An ongoing documentation of our animated projects We are: Andrew Brown - Animation, sets, puppets, direction. Michael Addison - Post production, producer. David Sikma - Photography, image processing, lighting.


Spent all day making three backgrounds for scene 14. That's all it needs. Pretty short scene; Corndog is painting away, then Anna-Maria shows up with her dress all torn up. Corndog' all like, 'what the hell'.
I'm finally finishing Lord William. Gonna start animating him right away. I like his costume. Gonna be fun. What isn't going to be fun, however, is keying him out. We originally planned on using a greenscreen. We switched to blue. Probably gonna have to bust out the green again for him. Because he's blue. Which was a little dumb. Green is even going to be tricky. Might have to get crazy and use magenta.



Did about half an assload of work today. Too much to get into. I was gonna shoot all the exterior studio shots in one go, but I found I had to get into and finish a scene before I could say I was done. Which is what all this junk is.
Got tired of fighting with the background plate behind Cornelisz for this scene; tried just cranking out a set element to stick behind him. Should have done it to begin with; took me under an hour.

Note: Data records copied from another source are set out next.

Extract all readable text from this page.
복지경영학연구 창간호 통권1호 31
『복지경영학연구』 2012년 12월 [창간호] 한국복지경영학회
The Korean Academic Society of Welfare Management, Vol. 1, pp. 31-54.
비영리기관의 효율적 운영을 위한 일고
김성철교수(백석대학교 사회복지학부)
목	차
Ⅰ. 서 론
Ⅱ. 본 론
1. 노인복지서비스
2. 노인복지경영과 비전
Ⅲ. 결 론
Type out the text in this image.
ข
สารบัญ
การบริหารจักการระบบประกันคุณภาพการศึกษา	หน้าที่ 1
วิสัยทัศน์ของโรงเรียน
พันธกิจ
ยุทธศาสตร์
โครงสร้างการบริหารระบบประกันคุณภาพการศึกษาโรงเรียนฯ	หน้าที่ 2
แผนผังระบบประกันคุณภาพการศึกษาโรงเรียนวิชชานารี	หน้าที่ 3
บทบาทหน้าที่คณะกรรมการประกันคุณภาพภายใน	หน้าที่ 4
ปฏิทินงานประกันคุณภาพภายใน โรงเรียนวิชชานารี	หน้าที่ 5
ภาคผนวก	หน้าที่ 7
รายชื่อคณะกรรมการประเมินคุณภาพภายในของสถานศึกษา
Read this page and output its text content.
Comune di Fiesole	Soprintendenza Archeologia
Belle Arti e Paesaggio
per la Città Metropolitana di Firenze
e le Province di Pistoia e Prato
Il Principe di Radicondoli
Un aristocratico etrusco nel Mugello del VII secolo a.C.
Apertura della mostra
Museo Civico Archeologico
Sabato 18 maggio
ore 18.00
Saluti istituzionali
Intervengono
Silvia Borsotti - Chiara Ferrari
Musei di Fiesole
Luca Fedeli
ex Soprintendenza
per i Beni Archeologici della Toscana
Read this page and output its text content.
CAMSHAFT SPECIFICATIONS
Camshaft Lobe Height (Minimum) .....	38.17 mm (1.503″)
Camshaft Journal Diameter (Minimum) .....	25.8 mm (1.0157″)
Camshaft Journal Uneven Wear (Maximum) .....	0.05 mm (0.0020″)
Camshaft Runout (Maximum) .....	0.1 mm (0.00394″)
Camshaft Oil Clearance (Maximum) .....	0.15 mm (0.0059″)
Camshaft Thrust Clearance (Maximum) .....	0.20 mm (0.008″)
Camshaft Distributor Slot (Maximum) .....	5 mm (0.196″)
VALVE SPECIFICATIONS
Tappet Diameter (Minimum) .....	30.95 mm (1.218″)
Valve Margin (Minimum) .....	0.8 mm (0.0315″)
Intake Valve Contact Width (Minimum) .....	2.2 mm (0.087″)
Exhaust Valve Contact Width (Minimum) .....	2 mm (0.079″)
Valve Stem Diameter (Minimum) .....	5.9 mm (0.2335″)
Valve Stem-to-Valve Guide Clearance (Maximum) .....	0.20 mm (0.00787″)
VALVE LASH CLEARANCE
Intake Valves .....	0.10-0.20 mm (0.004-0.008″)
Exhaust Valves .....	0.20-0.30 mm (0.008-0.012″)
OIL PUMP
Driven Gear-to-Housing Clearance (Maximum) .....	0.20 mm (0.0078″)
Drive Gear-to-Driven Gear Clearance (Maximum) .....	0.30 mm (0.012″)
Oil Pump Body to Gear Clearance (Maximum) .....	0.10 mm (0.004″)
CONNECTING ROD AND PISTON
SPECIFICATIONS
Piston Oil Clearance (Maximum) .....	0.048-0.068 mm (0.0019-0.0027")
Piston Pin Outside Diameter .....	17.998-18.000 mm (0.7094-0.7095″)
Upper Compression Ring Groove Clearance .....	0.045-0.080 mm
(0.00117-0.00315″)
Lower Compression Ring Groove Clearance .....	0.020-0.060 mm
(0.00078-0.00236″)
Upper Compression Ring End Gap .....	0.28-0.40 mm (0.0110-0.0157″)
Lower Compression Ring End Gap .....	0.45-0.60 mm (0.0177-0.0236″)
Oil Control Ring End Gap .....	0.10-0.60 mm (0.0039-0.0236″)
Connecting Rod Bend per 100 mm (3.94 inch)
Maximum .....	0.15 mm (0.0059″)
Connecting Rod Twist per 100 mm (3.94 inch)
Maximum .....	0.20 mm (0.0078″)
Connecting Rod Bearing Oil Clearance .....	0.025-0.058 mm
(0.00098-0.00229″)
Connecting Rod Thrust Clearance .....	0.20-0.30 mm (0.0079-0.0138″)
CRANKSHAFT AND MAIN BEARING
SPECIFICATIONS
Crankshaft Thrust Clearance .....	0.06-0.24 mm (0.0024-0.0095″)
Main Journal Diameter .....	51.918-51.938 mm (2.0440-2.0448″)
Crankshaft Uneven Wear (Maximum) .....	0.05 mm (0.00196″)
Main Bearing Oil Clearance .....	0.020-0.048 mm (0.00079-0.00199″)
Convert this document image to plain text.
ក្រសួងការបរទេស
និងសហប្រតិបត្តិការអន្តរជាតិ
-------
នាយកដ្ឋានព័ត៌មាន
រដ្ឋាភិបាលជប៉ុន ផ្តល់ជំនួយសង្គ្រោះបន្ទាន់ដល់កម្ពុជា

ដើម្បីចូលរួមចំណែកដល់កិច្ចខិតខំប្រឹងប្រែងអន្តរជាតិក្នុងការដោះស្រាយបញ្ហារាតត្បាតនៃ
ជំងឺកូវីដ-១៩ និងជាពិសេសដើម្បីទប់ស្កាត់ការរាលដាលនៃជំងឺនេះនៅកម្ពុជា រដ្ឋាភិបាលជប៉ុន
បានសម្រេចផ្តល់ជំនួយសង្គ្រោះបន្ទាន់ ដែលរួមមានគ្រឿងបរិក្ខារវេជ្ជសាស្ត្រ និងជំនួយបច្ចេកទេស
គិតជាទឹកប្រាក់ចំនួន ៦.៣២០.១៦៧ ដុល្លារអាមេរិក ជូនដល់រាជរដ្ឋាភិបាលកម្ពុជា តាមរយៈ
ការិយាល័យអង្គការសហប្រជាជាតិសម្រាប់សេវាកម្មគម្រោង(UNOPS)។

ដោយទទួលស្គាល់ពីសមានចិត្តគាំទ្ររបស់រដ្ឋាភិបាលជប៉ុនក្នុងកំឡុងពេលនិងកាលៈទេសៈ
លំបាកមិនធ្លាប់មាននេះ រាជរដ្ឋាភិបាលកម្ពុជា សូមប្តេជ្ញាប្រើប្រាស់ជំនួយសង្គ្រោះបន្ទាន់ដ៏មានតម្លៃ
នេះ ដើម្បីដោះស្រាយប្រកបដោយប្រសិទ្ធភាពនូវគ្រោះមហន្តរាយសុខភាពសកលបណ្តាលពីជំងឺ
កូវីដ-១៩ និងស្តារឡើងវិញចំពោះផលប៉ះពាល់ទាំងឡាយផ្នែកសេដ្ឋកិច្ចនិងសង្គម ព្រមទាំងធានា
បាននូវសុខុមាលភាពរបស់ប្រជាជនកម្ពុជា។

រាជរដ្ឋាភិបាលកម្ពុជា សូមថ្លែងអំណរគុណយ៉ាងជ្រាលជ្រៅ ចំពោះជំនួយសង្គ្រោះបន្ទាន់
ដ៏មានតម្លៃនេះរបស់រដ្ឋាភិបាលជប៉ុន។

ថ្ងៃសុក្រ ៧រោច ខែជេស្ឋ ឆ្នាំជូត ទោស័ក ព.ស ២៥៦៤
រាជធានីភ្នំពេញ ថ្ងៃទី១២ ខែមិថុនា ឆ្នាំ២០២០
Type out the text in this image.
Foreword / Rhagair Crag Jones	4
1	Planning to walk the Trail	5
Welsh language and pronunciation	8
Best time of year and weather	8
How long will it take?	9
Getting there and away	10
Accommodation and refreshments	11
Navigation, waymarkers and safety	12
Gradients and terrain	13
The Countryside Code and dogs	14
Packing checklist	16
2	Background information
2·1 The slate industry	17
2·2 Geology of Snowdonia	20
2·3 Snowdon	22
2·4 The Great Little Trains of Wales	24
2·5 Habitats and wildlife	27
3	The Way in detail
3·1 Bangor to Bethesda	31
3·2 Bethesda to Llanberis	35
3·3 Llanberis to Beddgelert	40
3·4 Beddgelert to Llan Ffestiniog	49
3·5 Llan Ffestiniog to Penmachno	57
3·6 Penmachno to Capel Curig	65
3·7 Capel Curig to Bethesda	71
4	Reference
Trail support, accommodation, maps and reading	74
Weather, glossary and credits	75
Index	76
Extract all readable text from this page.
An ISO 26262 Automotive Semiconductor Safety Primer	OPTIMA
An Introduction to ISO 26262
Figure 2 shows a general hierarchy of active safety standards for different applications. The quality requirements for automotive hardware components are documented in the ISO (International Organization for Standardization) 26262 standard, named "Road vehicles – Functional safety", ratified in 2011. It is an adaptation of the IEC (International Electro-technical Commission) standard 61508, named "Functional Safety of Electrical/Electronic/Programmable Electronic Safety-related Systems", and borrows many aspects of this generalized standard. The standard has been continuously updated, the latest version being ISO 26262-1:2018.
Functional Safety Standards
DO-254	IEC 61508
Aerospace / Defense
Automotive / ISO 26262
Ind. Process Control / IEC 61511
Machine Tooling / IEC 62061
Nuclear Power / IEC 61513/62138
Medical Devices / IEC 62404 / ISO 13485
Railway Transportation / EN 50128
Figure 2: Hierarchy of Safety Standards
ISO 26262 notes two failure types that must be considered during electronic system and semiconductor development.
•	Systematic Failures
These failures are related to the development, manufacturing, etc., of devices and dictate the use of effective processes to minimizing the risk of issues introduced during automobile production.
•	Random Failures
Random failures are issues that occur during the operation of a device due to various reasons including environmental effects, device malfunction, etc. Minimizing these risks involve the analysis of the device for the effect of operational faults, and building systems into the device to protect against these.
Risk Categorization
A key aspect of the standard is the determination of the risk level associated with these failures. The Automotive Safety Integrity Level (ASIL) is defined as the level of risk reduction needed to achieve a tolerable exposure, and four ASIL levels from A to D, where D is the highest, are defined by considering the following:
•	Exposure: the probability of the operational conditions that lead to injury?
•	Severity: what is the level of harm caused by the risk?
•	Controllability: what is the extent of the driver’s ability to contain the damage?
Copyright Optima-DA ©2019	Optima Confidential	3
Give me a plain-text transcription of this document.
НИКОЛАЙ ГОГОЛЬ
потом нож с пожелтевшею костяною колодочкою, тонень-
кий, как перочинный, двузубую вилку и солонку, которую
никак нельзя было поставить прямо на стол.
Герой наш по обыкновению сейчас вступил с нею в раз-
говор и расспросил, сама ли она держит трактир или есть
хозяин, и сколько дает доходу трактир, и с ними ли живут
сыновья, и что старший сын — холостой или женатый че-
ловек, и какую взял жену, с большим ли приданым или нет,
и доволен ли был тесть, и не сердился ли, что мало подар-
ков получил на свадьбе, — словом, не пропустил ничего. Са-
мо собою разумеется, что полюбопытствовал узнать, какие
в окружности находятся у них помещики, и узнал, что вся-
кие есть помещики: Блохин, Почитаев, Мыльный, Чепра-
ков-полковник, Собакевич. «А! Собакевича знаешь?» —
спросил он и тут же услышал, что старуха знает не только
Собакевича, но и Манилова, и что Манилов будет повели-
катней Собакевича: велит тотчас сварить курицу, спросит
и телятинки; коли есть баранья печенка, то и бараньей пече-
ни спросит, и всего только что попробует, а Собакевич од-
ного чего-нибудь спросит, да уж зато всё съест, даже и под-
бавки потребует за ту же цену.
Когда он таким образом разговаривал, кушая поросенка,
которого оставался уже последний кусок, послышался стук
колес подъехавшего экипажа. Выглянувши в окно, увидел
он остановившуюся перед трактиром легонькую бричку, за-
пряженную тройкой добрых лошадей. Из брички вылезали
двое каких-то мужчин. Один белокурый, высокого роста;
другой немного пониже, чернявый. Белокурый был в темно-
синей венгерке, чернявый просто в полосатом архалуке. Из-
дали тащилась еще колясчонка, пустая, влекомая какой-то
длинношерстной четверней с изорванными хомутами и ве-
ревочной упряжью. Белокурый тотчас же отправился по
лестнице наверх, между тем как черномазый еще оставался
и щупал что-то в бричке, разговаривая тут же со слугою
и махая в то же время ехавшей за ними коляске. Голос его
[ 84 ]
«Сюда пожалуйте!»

Photographed it with the wood glue still wet and the stain fresh. Just did some Photoshop sketching to figure out what rakish angles the thing should have. The computer cheats are often more trouble than they're worth; they're easy to begin with, but usually result in many hours trying to make them match the other elements.Stopmo-ilization from Band Sinistre on Vimeo.
A challenge for this scene is going to be making the 'cheatin' (keyframed photoshop stills) match the actual stop-motion animation. This clip is a test of possible solutions. Most of the problems/solutions aren't visible on this small low-res clip. Really have to see it in full HD. The second clip has a 'wiggle' expression on the rotation of the gibbet - 24 times a second. To make it more choppy and less computer-y. There's also a 'match grain' going on, with the sample pulled from actual stopmotion in another shot. Also a tiny bit of flicker added to the whole thing.